Federico García Lorca’s burning writing bears witness to a fervent need for love and collective liberation — as if the words themselves were trying to escape the page. As he wrote in 1935:
“Theatre is poetry that goes beyond the book to become human.”
Avant-gardist, insubordinate, eternally in search of meaning and justice, Lorca is the poet of all peoples — always on the side of the defeated, the banished, the marginalized. His language stands at the crossroads of cultures and social layers. It calls for togetherness, for intimacy, for shelter.
To approach his writing without passing through the body seems impossible.
The Body as Threshold
For four full days, we will explore the physicality of his language — tracing the sensations it awakens, identifying zones of vibration as well as areas of resistance. Where does the impulse surge? Where does it hold back? What in us dares, and what in us censors?
Lorca’s major plays revolve around unconsummated, forbidden, or frustrated desire. How do we embody the tension of a chimerical love — torn between desperate outpouring and contained restraint? How do we perform the impossible?

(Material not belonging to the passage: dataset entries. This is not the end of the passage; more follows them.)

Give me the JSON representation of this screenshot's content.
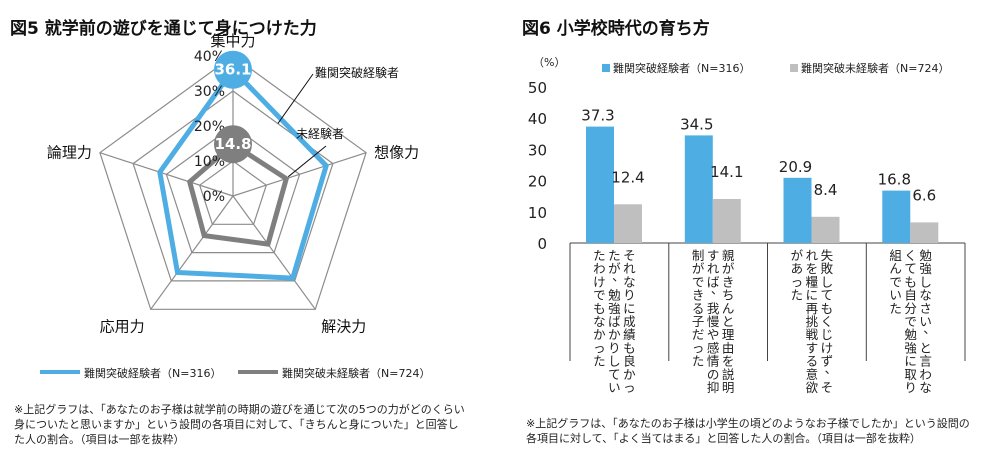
{
  "left_figure": {
    "title": "図5 就学前の遊びを通じて身につけた力",
    "note": "※上記グラフは、「あなたのお子様は就学前の時期の遊びを通じて次の5つの力がどのくらい身についたと思いますか」という設問の各項目に対して、「きちんと身についた」と回答した人の割合。（項目は一部を抜粋）",
    "callout_high": "難関突破経験者",
    "callout_low": "未経験者"
  },
  "right_figure": {
    "title": "図6 小学校時代の育ち方",
    "note": "※上記グラフは、「あなたのお子様は小学生の頃どのようなお子様でしたか」という設問の各項目に対して、「よく当てはまる」と回答した人の割合。（項目は一部を抜粋）",
    "unit": "（%）"
  },
  "chart_data": [
    {
      "type": "radar",
      "axes": [
        "集中力",
        "想像力",
        "解決力",
        "応用力",
        "論理力"
      ],
      "radial_ticks": [
        "0%",
        "10%",
        "20%",
        "30%",
        "40%"
      ],
      "rlim": [
        0,
        40
      ],
      "series": [
        {
          "name": "難関突破経験者（N=316）",
          "color": "#4eaee4",
          "values": [
            36.1,
            28,
            29,
            27,
            22
          ],
          "callout_value": "36.1"
        },
        {
          "name": "難関突破未経験者（N=724）",
          "color": "#7f7f7f",
          "values": [
            14.8,
            16,
            17,
            14,
            13
          ],
          "callout_value": "14.8"
        }
      ],
      "legend_position": "bottom"
    },
    {
      "type": "bar",
      "categories": [
        "それなりに成績も良かったが、勉強ばかりしていたわけでもなかった",
        "親がきちんと理由を説明すれば、我慢や感情の抑制ができる子だった",
        "失敗してもくじけず、それを糧に再挑戦する意欲があった",
        "勉強しなさい、と言わなくても自分で勉強に取り組んでいた"
      ],
      "series": [
        {
          "name": "難関突破経験者（N=316）",
          "color": "#4eaee4",
          "values": [
            37.3,
            34.5,
            20.9,
            16.8
          ]
        },
        {
          "name": "難関突破未経験者（N=724）",
          "color": "#bfbfbf",
          "values": [
            12.4,
            14.1,
            8.4,
            6.6
          ]
        }
      ],
      "yticks": [
        0,
        10,
        20,
        30,
        40,
        50
      ],
      "ylim": [
        0,
        50
      ],
      "legend_position": "top"
    }
  ]
}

In this exploration, resistance is not an obstacle but raw material. We will investigate how to ally with inner resistance and transform it into fuel. The body will be invited to exult in its vibrant presence, restoring vulnerability and failure to their rightful — even gilded — place within a humanity obsessed with success.
Might unconsummated love not hold the power to remain forever untouchable, forever sacred?
“The day we stop resisting our instincts, we will have learned how to live,” Lorca says. His poetry offers a fierce and generous ground for the work we cultivate at the Physical Lab: presence, availability, clarity of impulse, and embodied imagination.
Together, we will dive into the unknown and follow our inner fire.